Kiedy Em westchnęła, Jess objęła ją ramieniem i dodała. 

-I powiem ci coś jeszcze Em. Jeśli porozmawiacie i okaże się, że jednak jest dupkiem, to go olej.  Zadzwoń do hrabiego, albo tego Brizza, który tak za tobą szalał i zabaw się.  Zach ma rację. Może i był twoim pierwszym, ale nie musi być ostatnim! A ten Brizz to podobno niezłe ciacho... 

-Jesteś niesamowita Jess!

-Powiedz to temu neandertalczykowi  - mruknęła przyjaciółka puszczając jej oczko, po czym wrzuciła do walizki kolejne rzeczy. Kiedy spakowała ich rzeczy i nadszedł czas pożegnania, Em uścisnęła mocno przyjaciółkę i Zacha, który niemal połamał jej kości, a potem usiadła na werandzie i wsłuchiwała się w ciszę. Wkrótce zaczęło świtać, a na horyzoncie, jak codziennie rano, pojawił się znajomy samochód. Em czuła jak ściska ją w dołku na widok Edwarda, który zaparkował przed furtką i w roboczym, upapranym farbą stroju wszedł na posesję. Kiwnął jej głową i ruszył w stronę altany. Unikał ją od dnia, w którym kazała mu odejść, a zatrzymała go  jej sąsiadka. Z ciężkim sercem podniosła się z miejsca i ruszyła w stronę zniszczonej przez ogień altany. 

*** 

Edward

Wyczuł jej obecność, zanim jeszcze ją zobaczył. Przymknął oczy i zasępił się. Czyżby czekała na niego specjalnie tak wcześnie, żeby powiedzieć mu, żeby odszedł i  zostawił ją w spokoju? I czy faktycznie on będzie na siłach to zrobić, jeśli go o to poprosi? 

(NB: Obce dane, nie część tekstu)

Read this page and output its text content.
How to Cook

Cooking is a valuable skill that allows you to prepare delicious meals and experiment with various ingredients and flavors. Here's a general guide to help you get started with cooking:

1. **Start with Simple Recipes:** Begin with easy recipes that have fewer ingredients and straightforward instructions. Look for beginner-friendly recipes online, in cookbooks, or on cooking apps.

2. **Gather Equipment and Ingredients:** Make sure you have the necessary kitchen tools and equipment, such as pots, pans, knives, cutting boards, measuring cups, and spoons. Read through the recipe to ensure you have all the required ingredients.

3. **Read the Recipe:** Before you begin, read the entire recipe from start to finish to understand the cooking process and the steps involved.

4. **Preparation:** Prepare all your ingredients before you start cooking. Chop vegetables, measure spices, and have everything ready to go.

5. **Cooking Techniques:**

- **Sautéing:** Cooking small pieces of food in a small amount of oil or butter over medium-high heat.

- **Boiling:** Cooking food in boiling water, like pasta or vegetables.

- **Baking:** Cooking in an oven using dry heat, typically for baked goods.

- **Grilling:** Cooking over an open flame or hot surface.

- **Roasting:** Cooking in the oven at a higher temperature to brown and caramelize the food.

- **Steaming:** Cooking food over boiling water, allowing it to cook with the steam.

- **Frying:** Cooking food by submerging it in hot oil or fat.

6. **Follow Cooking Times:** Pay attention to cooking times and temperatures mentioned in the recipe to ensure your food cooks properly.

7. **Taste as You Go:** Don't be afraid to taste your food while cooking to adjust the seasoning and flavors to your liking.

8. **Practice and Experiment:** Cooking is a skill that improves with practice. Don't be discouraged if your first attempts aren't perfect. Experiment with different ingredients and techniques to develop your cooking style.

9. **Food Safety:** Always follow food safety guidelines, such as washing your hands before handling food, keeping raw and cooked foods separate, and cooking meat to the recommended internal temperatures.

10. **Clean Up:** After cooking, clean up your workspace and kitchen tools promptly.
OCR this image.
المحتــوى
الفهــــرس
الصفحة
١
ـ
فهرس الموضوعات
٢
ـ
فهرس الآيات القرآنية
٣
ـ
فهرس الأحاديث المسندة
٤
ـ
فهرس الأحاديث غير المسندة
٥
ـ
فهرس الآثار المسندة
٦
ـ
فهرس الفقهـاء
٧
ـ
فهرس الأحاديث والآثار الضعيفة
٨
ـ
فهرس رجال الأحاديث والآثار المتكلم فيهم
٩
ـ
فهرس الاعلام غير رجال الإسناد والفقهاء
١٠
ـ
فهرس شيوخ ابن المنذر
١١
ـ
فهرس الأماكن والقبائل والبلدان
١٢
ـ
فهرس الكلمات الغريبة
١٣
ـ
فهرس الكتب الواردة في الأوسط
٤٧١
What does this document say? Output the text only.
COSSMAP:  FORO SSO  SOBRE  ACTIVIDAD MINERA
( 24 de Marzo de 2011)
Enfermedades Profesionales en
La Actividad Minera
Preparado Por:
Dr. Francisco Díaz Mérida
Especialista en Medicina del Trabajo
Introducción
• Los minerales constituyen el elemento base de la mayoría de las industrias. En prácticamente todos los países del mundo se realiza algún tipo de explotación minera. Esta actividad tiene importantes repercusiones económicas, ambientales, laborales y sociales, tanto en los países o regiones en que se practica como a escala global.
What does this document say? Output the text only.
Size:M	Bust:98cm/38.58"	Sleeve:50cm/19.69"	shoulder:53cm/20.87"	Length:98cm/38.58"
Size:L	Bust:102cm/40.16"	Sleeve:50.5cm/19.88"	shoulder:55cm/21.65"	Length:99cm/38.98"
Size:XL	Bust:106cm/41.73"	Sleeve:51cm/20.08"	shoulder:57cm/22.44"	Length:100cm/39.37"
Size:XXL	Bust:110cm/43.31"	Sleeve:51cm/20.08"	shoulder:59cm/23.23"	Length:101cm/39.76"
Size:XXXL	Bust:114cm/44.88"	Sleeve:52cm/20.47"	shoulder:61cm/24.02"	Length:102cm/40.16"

-Mój tata zbudował tą altanę kiedy byłam bardzo mała - powiedział przerywając ciszę i stając na przeciwko niego. 

Edward spiął mięśnie i poczuł się tak jakby metalowa obręcz mocno ścisnęła mu serce. Wiedział, że nie będzie w stanie odmówić jej prośbie. 

-Bawiłam się w niej całymi dniami - kontynuowała Emily cichym głosem, po czym zadała pytanie od którego niemal serce nie wyskoczyło mu z piersi. - Dlaczego to zrobiłeś Ed?